I photograph subjects for stories several months ahead, sometimes as much as a year in advance. Last year in May, we were all sheltering at home and the only subject matter I had to photograph was my backyard. Like everyone else, I was doing a lot of cooking at home and not going to the grocery store until it was necessary.

Every summer, I grow a small garden in our backyard. I grow many plants in containers and a few in the ground. I primarily cultivate herbs, lettuces, and edibles from the cabbage family. Last year, the herbs helped add a fresh touch to our meals, especially when I ran out of “fresh” vegetables. It is amazing how adding herbs or a couple of leaves of kale can stretch a salad or flavor a can of green beans. Not only did the fresh herbs and other vegetables add flavor, they also added color to the plain home-cooked meals.

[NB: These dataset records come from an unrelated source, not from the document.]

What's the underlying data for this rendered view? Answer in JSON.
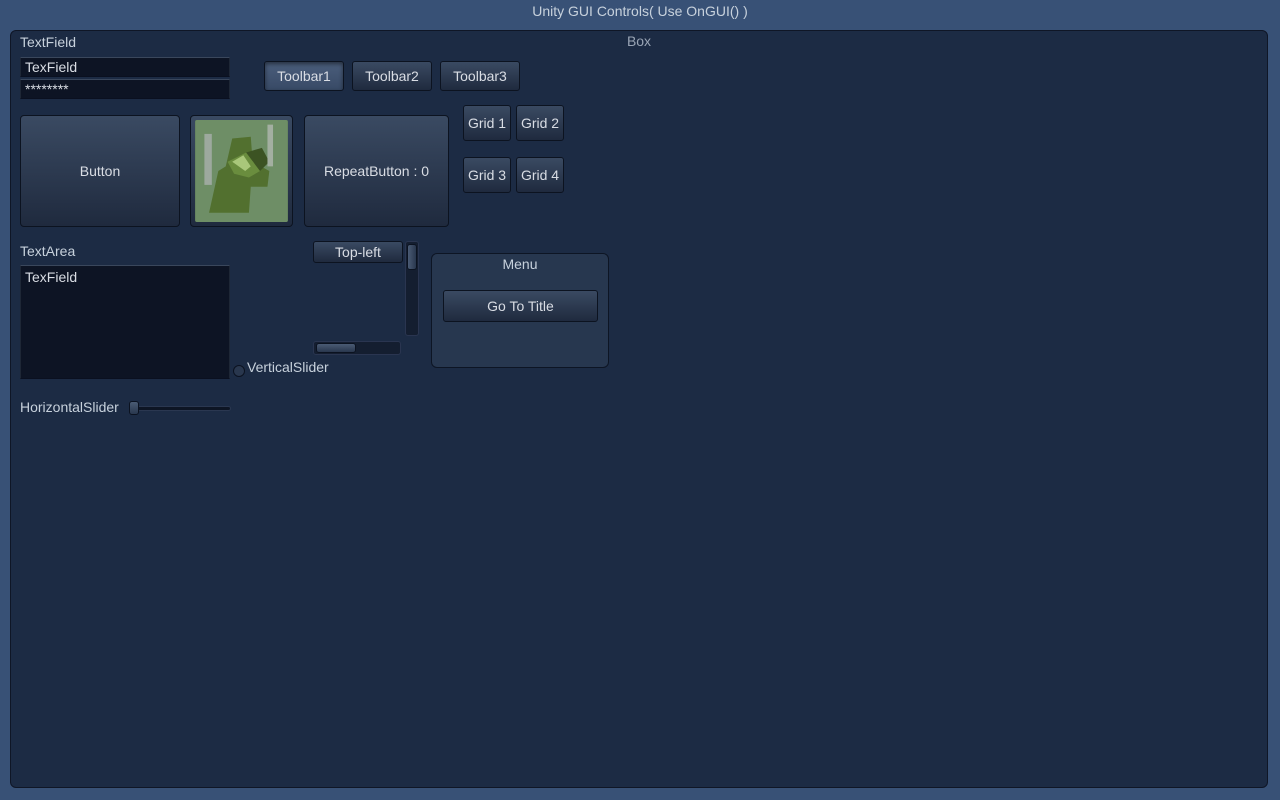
{
  "title": "Unity GUI Controls( Use OnGUI() )",
  "box": {
    "title": "Box"
  },
  "textfield_label": "TextField",
  "textfield_value": "TexField",
  "password_value": "********",
  "toolbar": [
    "Toolbar1",
    "Toolbar2",
    "Toolbar3"
  ],
  "button_label": "Button",
  "repeat_button_label": "RepeatButton : 0",
  "grid": [
    "Grid 1",
    "Grid 2",
    "Grid 3",
    "Grid 4"
  ],
  "textarea_label": "TextArea",
  "textarea_value": "TexField",
  "verticalslider_label": "VerticalSlider",
  "horizontalslider_label": "HorizontalSlider",
  "scrollview_button": "Top-left",
  "menu": {
    "title": "Menu",
    "button": "Go To Title"
  }
}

I did learn a few things about using herbs. Using fresh herbs requires that you increase the quantity. Dried herbs have a stronger, more concentrated flavor.  I also froze herbs in ice cube trays to use later in the year. First, I washed the herbs, then chopped the leaves and mixed them with olive oil. After the cubes froze, I removed them from the trays and placed them in a zip-locked bag. This winter, I added the frozen herb cubes directly to marinara for a yummy spaghetti sauce.

When harvesting herbs, snip leaves off with scissors frequently to encourage new growth.  Harvest the leaves before the plants start to flower. Tender herbs like basil, chives, cilantro, mint, and dill are best to harvest and use immediately. Add these herbs at the end of the cooking process to render the best results. Woody herbs with tough wood-like stems like rosemary, oregano, sage, and thyme can be added anytime to infuse lots of flavor.

Along with adding seasoning to your food, many herbs have health benefits. Many herbs aid in digestion and act as an anti-inflammatory and antioxidant.

Rosemary has a strong aroma and is wonderful to use when cooking pork and steaks and as a topping for homemade bread. Basil can be eaten raw in salads or as a finishing ingredient for pizza.

 Thyme is my new favorite herb. Last summer, I used it in almost everything. Thyme is great in roasted vegetables, egg dishes, rice, and over a block of cheddar cheese.

I used lavender to flavor sugar for cookies. During the summer, I finished most days with a glass of mint iced tea.

In the 501 with our mild springs and hot summers, most herbs will grow till a hard freeze. So, find a spot with well-drained soil and full to partial sun and grow a few herbs to enhance your cooking as well as your health.